Sie hat einen Bachelor in Jazz, er hat das Genre Synth-Pop mitgeprägt. Sie ist Jessy Lanza und er ist Jeremy Greenspan. Was ihre musikalischen Hintergründe anbelangt, würde man die beiden kaum miteinander in Verbindung bringen und doch haben sie mit »Pull My Hair Back« eine herausragendes Album gemeinsam aufgenommen. Greenspan und Lanza kannten sich schon vor ihrer Zusammenarbeit privat. Als Jeremy Greenspan schließlich am Junior-Boys-Album »It‘s All True« arbeitet, sucht er eine Frau für Gesang und Klavier. Jessy Lanza übernimmt diese Rolle und beginnt, nicht nur am Junior-Boys-Album, sondern auch an ihrem eigenen zu arbeiten. Den gemeinsamen musikalischen Nenner bildet R&B. Moderner Mainstream-R&B genauso wie der R&B aus seinen goldenen Tagen, wie Jessy Lanza die Neunziger und ihre Akteure rund um Aaliyah nennt. Die beiden einigen sich: Wir machen ein R&B-Album zusammen. Nur wie soll unser R&B klingen? Die Richtung gibt dann ein Album vor, das 2001 auf Warp erschien. »Lifestyles Of The Laptop Cafe« von The Other People Place, ein Projekt von Drexciya-Produzent James Marcel Stinson, nennt Lanza als wichtigsten Einfluss für den Sound der Platte. So wird das schließlich auf Hyperdub veröffentlichte »Pull My Hair Back« zu einem Post-Disco-R&B-Album und auch zu einem der interessantesten Pop-Alben des Jahres. Der Zugang zum elektronischen ist für Jessy Lanza dabei alles andere als neu: Ihr Vater arbeitete während der 1990er Jahre in einem Audio-Unternehmen und baute Sound-Systeme in sämtliche Tanz-Club ihrer Heimatstadt Hamilton; nach seinem Tod überließ der Vater seiner Tochter ein ganzes Paket an Synthesizern und Drum-Maschinen. Man darf es wohl Greenspan danken, dass er diese Einflüsse kanalisierte und auf »Pully My Hair Back« Lanzas weicher Stimme entgegenstellte. Das Ergebnis ist vor allem eines: sexy.

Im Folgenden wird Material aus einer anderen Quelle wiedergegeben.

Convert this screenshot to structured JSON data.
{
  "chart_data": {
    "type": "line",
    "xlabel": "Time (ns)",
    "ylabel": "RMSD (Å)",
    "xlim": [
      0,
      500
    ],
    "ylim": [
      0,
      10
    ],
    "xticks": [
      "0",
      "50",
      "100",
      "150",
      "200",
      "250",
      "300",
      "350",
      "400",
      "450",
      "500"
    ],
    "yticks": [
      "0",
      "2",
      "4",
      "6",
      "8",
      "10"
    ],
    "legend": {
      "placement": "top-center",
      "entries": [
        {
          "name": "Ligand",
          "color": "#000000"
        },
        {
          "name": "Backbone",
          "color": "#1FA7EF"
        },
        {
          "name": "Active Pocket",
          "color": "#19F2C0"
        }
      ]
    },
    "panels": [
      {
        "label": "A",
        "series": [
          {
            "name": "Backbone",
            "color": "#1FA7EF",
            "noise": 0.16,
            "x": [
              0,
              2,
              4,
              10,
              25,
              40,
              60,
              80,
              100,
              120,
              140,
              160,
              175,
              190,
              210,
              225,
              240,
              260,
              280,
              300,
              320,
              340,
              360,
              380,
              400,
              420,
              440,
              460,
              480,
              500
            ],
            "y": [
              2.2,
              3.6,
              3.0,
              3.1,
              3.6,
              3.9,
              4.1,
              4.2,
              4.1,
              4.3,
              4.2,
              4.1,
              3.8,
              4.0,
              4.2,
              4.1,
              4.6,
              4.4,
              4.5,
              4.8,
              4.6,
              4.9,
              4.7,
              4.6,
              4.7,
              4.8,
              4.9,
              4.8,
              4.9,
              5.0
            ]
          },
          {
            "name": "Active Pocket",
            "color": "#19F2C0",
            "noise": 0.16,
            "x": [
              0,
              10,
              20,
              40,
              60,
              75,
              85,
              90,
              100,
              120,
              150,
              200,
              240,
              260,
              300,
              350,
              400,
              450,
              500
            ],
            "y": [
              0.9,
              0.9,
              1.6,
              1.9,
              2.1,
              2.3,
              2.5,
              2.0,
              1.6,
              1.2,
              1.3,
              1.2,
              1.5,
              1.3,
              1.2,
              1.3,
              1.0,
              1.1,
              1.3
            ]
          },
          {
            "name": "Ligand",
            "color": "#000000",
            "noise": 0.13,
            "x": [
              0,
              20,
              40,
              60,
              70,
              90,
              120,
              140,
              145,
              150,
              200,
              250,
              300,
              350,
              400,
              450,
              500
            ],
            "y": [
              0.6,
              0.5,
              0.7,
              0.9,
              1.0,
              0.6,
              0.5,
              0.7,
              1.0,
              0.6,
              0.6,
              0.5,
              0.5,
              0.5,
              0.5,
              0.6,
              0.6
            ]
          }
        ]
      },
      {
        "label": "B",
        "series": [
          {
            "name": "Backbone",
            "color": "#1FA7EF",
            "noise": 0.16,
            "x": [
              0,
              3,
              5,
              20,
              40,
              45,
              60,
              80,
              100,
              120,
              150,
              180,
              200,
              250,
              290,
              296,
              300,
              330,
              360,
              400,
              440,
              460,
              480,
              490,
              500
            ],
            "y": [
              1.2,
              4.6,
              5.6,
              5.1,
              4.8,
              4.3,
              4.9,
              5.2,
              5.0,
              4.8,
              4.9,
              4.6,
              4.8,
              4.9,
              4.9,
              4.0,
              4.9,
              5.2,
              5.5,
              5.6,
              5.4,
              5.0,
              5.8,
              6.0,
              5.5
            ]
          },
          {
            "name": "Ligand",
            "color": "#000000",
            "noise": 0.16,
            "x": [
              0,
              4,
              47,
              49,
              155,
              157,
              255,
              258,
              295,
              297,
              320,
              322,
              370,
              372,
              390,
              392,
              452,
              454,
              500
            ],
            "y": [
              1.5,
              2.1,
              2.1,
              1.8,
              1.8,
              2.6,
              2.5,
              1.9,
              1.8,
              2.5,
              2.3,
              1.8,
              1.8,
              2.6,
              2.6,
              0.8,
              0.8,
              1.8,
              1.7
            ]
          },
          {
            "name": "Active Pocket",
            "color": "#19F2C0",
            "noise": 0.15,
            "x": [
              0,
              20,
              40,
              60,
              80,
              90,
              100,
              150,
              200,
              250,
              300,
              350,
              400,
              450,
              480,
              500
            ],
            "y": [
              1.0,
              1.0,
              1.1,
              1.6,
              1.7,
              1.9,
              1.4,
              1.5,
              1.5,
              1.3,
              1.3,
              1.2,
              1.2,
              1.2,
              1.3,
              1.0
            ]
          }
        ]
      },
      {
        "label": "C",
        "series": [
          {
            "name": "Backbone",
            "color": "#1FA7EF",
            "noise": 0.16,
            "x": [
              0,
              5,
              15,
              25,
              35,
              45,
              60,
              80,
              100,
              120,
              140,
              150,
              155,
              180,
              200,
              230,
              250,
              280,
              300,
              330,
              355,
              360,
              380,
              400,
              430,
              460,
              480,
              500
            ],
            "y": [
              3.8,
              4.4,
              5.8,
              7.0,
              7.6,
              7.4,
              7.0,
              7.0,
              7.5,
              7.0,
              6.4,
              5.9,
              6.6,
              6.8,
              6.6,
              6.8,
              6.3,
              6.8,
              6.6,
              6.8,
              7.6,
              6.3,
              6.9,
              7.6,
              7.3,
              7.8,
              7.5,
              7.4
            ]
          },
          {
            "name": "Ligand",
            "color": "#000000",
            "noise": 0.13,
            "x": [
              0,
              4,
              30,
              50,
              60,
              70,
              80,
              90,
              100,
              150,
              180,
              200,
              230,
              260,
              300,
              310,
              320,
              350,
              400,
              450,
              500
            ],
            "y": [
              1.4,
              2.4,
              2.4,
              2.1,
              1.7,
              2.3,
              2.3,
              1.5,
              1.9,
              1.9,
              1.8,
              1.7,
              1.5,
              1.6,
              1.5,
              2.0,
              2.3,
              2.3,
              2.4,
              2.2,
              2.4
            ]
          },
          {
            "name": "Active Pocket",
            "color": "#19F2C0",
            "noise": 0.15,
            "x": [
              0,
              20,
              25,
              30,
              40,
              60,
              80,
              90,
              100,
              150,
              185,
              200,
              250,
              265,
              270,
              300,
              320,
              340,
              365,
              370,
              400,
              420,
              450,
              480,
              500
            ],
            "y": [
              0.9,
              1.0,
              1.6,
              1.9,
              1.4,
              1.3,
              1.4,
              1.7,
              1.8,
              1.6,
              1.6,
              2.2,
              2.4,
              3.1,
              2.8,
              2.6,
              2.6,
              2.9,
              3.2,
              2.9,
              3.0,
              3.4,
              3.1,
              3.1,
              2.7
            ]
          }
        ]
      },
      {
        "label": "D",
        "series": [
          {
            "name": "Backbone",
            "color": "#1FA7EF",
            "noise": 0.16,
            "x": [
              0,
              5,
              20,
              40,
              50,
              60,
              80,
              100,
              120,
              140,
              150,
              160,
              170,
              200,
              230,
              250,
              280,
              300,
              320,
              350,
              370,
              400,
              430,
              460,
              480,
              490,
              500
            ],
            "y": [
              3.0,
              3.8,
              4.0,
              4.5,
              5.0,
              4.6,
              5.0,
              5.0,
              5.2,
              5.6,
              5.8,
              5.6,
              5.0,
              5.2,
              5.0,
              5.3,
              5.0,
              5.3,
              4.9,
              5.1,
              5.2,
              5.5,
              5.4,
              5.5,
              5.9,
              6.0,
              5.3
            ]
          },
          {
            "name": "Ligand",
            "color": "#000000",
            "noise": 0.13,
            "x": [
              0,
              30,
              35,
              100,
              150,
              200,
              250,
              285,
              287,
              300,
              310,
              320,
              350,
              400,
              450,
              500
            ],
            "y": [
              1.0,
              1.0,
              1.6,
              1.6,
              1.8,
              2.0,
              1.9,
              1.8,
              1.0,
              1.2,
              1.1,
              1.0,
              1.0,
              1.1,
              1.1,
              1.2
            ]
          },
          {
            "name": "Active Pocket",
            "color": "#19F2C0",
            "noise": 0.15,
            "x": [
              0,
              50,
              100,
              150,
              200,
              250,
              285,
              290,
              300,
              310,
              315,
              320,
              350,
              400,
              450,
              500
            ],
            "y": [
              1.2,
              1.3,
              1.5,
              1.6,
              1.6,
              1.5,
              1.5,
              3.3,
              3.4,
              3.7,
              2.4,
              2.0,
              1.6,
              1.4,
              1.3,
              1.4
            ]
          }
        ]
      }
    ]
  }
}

»Ich schreibe über Sex, weil im Endeffekt geht es doch in guter Pop-Musik immer genau darum.«

Jessy Lanza
Das Spiel mit der Haarlocke
Wie klingt sexy, wenn es irgendwo zwischen dem heute modischen Fuck-You-All-The-Time-Sexy eines Jeremihs, dem zarten Hauchen Aaliyahs und Discolichtern liegt? Es klingt elegant, niemals aufdringlich und selten explizit. Wenn Lanza ins Mikrofon atmet, » love me, with my back against the wall«, dann ist das der eindeutigste Moment des Albums. Das Erotische kommt auf dem Album nie ausgelutscht rüber (no pun intended) und triftet nicht ins Billige ab. Und selbst wenn es so wäre, es würde Jessy Lanza nicht kümmern: »Es ist mir egal, wenn [die musikalische Darstellung von] Sex als zu billig oder zu viel rüberkommt. Es kommt alles auf den Kontext an und wenn ein Song gut ist, dann ist er gut. Ich schreibe über Sex, weil im Endeffekt geht es doch in guter Pop-Musik immer genau darum.« Und was ist der Kontext auf den Songs von »Pull My Hair Back«? Das ist nicht immer klar und darin liegt der erotische Reiz des Album, der niemals ausgereizt wird, weil er nicht überstrapaziert wird. Textlich wie musikalisch deutet Jessy Lanza mehr an, als sie ausspricht, spielt mit den Genres wie mit einer Haarlocke, die sie immer wieder um ihre Finger zwirbelt und dann wieder fallen lässt. So liegt der Kontext letztendlich in der Fantasie des Zuhörers. Denn Lanza beschreibt kaum mal eine detaillierte Szene, sondern fängt Spannungen ein. »Mit den Texten auf dem Album ging es mir mehr darum ein Wort oder einen Satz zu finden, der eine Stimmung wiedergibt, als um spezifische Umstände oder Situationen«, erklärt sie. Die spezifischen Situation wird dieses Album auch so bei seinen Hörern und Hörerinnen schaffen. Wenn irgendeine »sie« und irgendein »er« aufeinandertreffen.